Gerade waren 109 Einsatzkräfte beim Elbehochwasser fast rund um die Uhr im Einsatz. Gemeinsam mit dem Deutschen Roten Kreuz wurden Evakuierungszentren eingerichtet, Helfer am Deich betreut und Bundeswehrsoldaten verpflegt. Benno Werner war als Rettungsassistent mit dabei, er freut sich, jetzt mal wieder ein freies Wochenende zu haben: „Natürlich war der Einsatz stressig, aber es hat auch Spaß gemacht – zu sehen, wie viele Helfer von überall her kamen, um zu helfen.“

Gerd Erdmann gibt Kurse für Ersthelfer. Dort lernen die Teilnehmer, wie sie die Mund-zu-Nase-Beatmung oder die stabile Seitenlage korrekt ausführen, aber auch was bei einer Rauchvergiftung oder einem Hundebiss zu tun ist. „1800 Menschen bilden wir im Jahr in Erster Hilfe aus“, berichtet Geschäftsführer Harald Kreft. Darunter seien Kurse für den Führerschein, aber auch Schulungen für Ersthelfer in Betrieben. „Das Wichtigste ist, dass die Teilnehmer Situationen richtig erkennen, um dann entsprechend zu reagieren“, erklärt Ausbilder Erdmann. „Auf Kommando helfen kann jeder.“

Anlässlich des Jubiläums und auch als Dankeschön für die Helfer, lädt der ASB für Sonnabend, 22. Juni, von 11 bis 16 Uhr zum Tag der offenen Tür am Moldenweg ein.
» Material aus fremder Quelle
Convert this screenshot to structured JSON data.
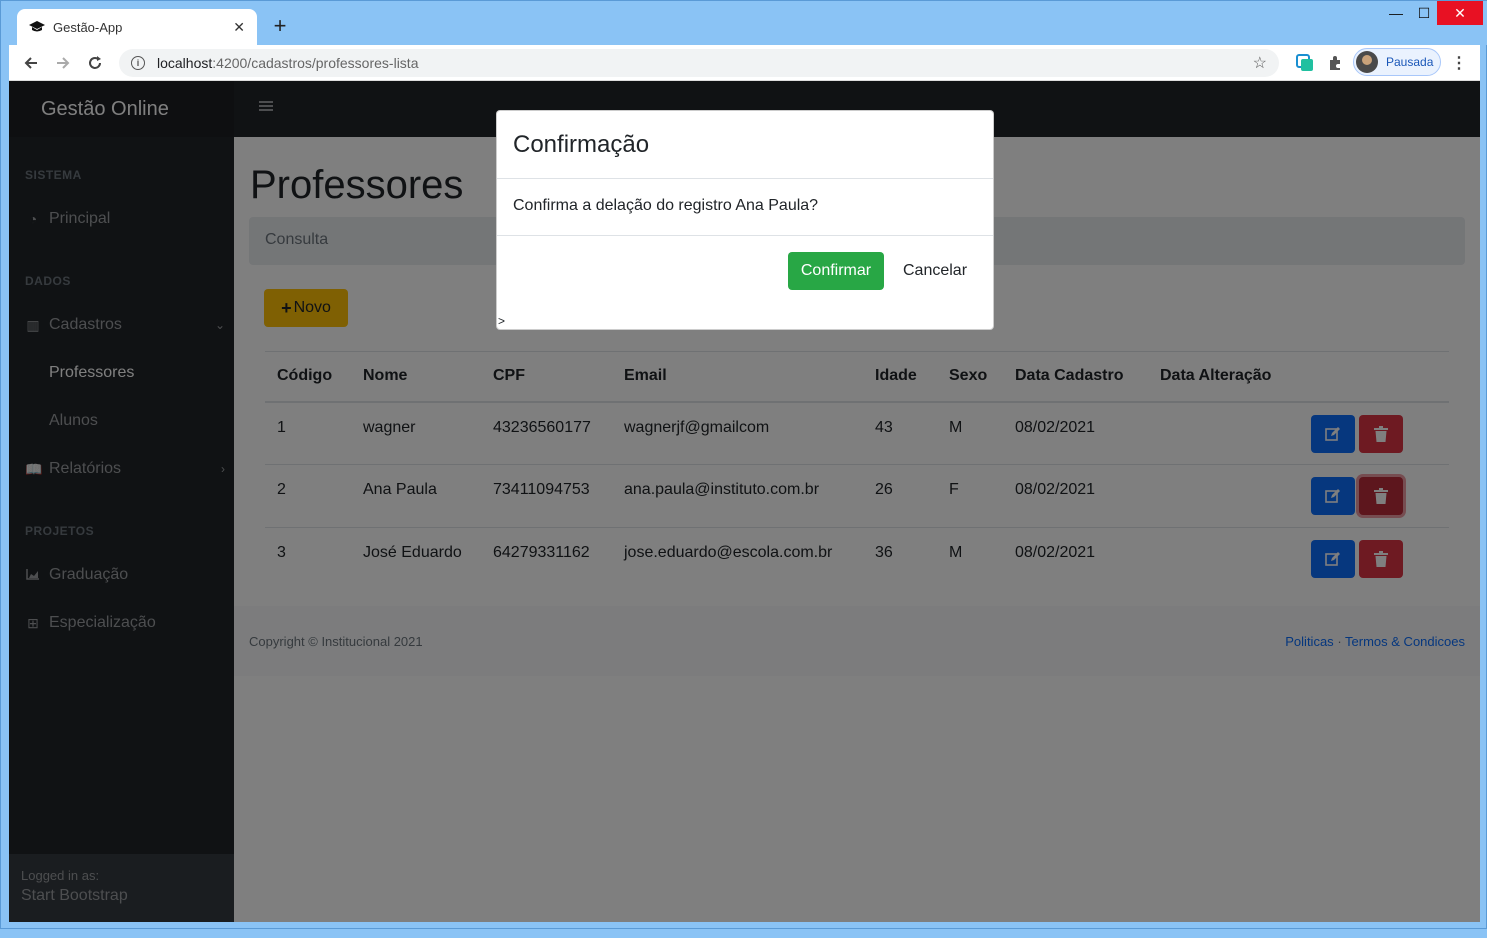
{
  "browser": {
    "tab_title": "Gestão-App",
    "tab_close": "✕",
    "new_tab": "+",
    "url_host": "localhost",
    "url_path": ":4200/cadastros/professores-lista",
    "profile_label": "Pausada",
    "controls": {
      "minimize": "—",
      "maximize": "☐",
      "close": "✕"
    }
  },
  "app": {
    "brand": "Gestão Online",
    "sidebar": {
      "headings": [
        "SISTEMA",
        "DADOS",
        "PROJETOS"
      ],
      "items": [
        {
          "label": "Principal",
          "icon": "dashboard-icon"
        },
        {
          "label": "Cadastros",
          "icon": "columns-icon"
        },
        {
          "label": "Professores"
        },
        {
          "label": "Alunos"
        },
        {
          "label": "Relatórios",
          "icon": "book-icon"
        },
        {
          "label": "Graduação",
          "icon": "chart-area-icon"
        },
        {
          "label": "Especialização",
          "icon": "table-icon"
        }
      ],
      "footer_small": "Logged in as:",
      "footer_name": "Start Bootstrap"
    },
    "page_title": "Professores",
    "breadcrumb": "Consulta",
    "new_button": "Novo",
    "table": {
      "headers": [
        "Código",
        "Nome",
        "CPF",
        "Email",
        "Idade",
        "Sexo",
        "Data Cadastro",
        "Data Alteração"
      ],
      "rows": [
        [
          "1",
          "wagner",
          "43236560177",
          "wagnerjf@gmailcom",
          "43",
          "M",
          "08/02/2021",
          ""
        ],
        [
          "2",
          "Ana Paula",
          "73411094753",
          "ana.paula@instituto.com.br",
          "26",
          "F",
          "08/02/2021",
          ""
        ],
        [
          "3",
          "José Eduardo",
          "64279331162",
          "jose.eduardo@escola.com.br",
          "36",
          "M",
          "08/02/2021",
          ""
        ]
      ]
    },
    "footer": {
      "copyright": "Copyright © Institucional 2021",
      "link1": "Politicas",
      "sep": "·",
      "link2": "Termos & Condicoes"
    }
  },
  "modal": {
    "title": "Confirmação",
    "body": "Confirma a delação do registro Ana Paula?",
    "confirm": "Confirmar",
    "cancel": "Cancelar",
    "stray": ">"
  },
  "colors": {
    "confirm": "#28a745",
    "edit": "#0d6efd",
    "delete": "#dc3545",
    "new": "#ffc107",
    "sidebar": "#212529"
  }
}
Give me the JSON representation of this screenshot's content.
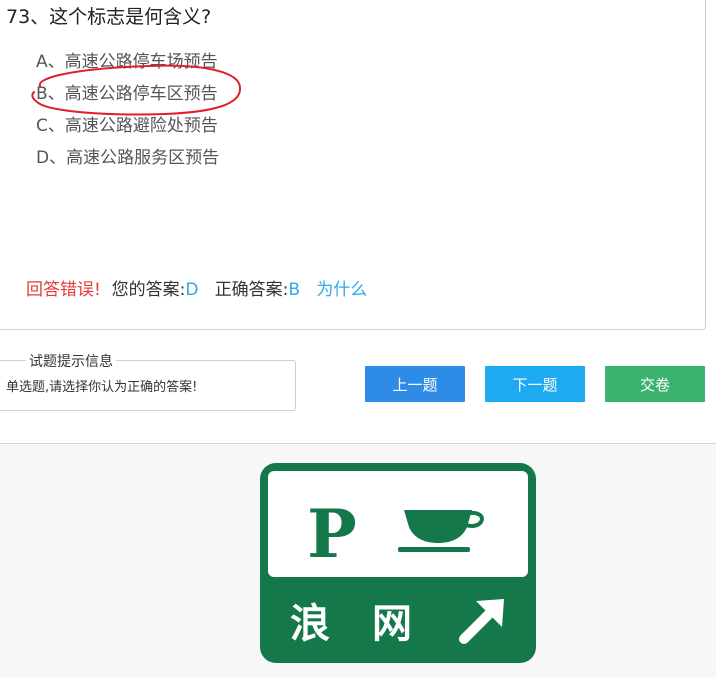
{
  "question": {
    "title": "73、这个标志是何含义?",
    "options": [
      {
        "letter": "A",
        "text": "A、高速公路停车场预告"
      },
      {
        "letter": "B",
        "text": "B、高速公路停车区预告"
      },
      {
        "letter": "C",
        "text": "C、高速公路避险处预告"
      },
      {
        "letter": "D",
        "text": "D、高速公路服务区预告"
      }
    ]
  },
  "result": {
    "status": "回答错误!",
    "your_answer_label": "您的答案:",
    "your_answer": "D",
    "correct_label": "正确答案:",
    "correct_answer": "B",
    "why_link": "为什么"
  },
  "hint": {
    "legend": "试题提示信息",
    "text": "单选题,请选择你认为正确的答案!"
  },
  "buttons": {
    "prev": "上一题",
    "next": "下一题",
    "submit": "交卷"
  },
  "colors": {
    "prev_button": "#2f8ce6",
    "next_button": "#1eaaf1",
    "submit_button": "#3bb26e",
    "error_text": "#e53935",
    "answer_text": "#2fa9e8",
    "sign_green": "#14784a",
    "annotation_red": "#e0202a"
  },
  "sign": {
    "parking_letter": "P",
    "text_left": "浪",
    "text_right": "网",
    "icons": [
      "parking-icon",
      "coffee-cup-icon",
      "arrow-up-right-icon"
    ]
  }
}
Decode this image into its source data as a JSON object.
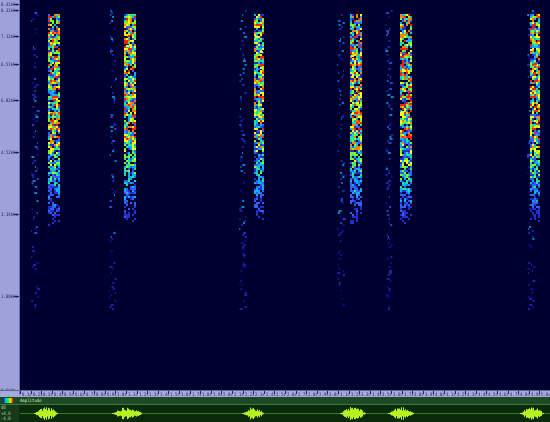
{
  "freq_axis": {
    "labels": [
      "8.41kHz",
      "8.31kHz",
      "7.12kHz",
      "6.51kHz",
      "6.02kHz",
      "4.52kHz",
      "3.14kHz",
      "1.80kHz",
      "0.0kHz"
    ]
  },
  "time_axis": {
    "labels": [
      "0.1s",
      "0.2s",
      "0.3s",
      "0.4s",
      "0.5s",
      "0.6s",
      "0.7s",
      "0.8s",
      "0.9s",
      "1.0s",
      "1.1s",
      "1.2s",
      "1.3s",
      "1.4s",
      "1.5s",
      "1.6s",
      "1.7s",
      "1.8s",
      "1.9s",
      "2.0s",
      "2.1s",
      "2.2s",
      "2.3s",
      "2.4s",
      "2.5s",
      "2.6s",
      "2.7s",
      "2.8s",
      "2.9s",
      "3.0s",
      "3.1s",
      "3.2s",
      "3.3s",
      "3.4s",
      "3.5s",
      "3.6s",
      "3.7s",
      "3.8s",
      "3.9s",
      "4.0s",
      "4.1s",
      "4.2s",
      "4.3s",
      "4.4s",
      "4.5s",
      "4.6s",
      "4.7s",
      "4.8s",
      "4.9s",
      "5.0s"
    ]
  },
  "waveform": {
    "title": "Amplitude",
    "labels": [
      "dB",
      "+4.8",
      "-4.8"
    ]
  },
  "colors": {
    "spectrogram_bg": "#000028",
    "waveform": "#b8f020"
  }
}
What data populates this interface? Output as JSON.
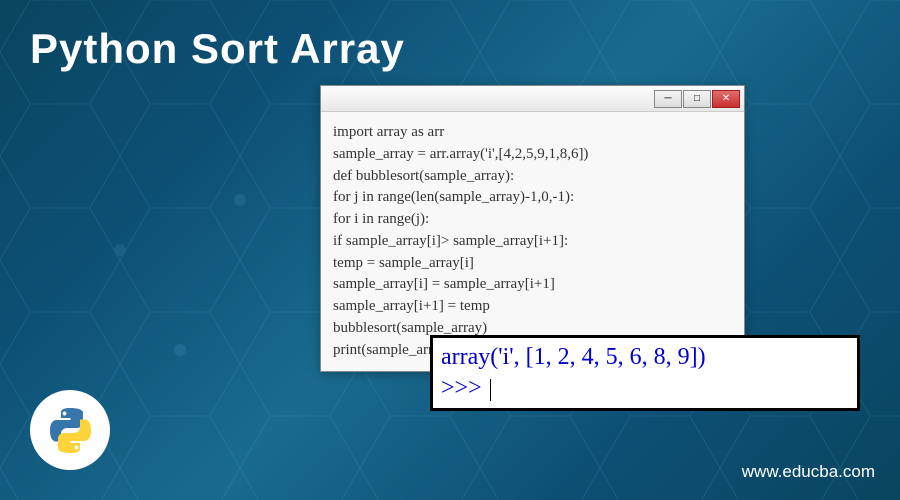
{
  "title": "Python Sort Array",
  "website": "www.educba.com",
  "code_window": {
    "lines": [
      "import array as arr",
      "sample_array = arr.array('i',[4,2,5,9,1,8,6])",
      "def bubblesort(sample_array):",
      "for j in range(len(sample_array)-1,0,-1):",
      "for i in range(j):",
      "if sample_array[i]> sample_array[i+1]:",
      "temp = sample_array[i]",
      "sample_array[i] = sample_array[i+1]",
      "sample_array[i+1] = temp",
      "bubblesort(sample_array)",
      "print(sample_array)"
    ],
    "buttons": {
      "minimize": "─",
      "maximize": "□",
      "close": "✕"
    }
  },
  "output_window": {
    "result": "array('i', [1, 2, 4, 5, 6, 8, 9])",
    "prompt": ">>>"
  }
}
Neben der Präsentation der verschiedenen Arbeitsbereiche erwartet die Besucher auch die Rettungshundestaffel und ein Erste-Hilfe-Quiz. Außerdem stellt sich die Jugendgruppe des ASB vor. Für Kinder gibt es zum Beispiel ein Karussell, Schminken und eine Hüpfburg in Form eines Rettungswagens. Für das leibliche Wohl ist ebenfalls gesorgt.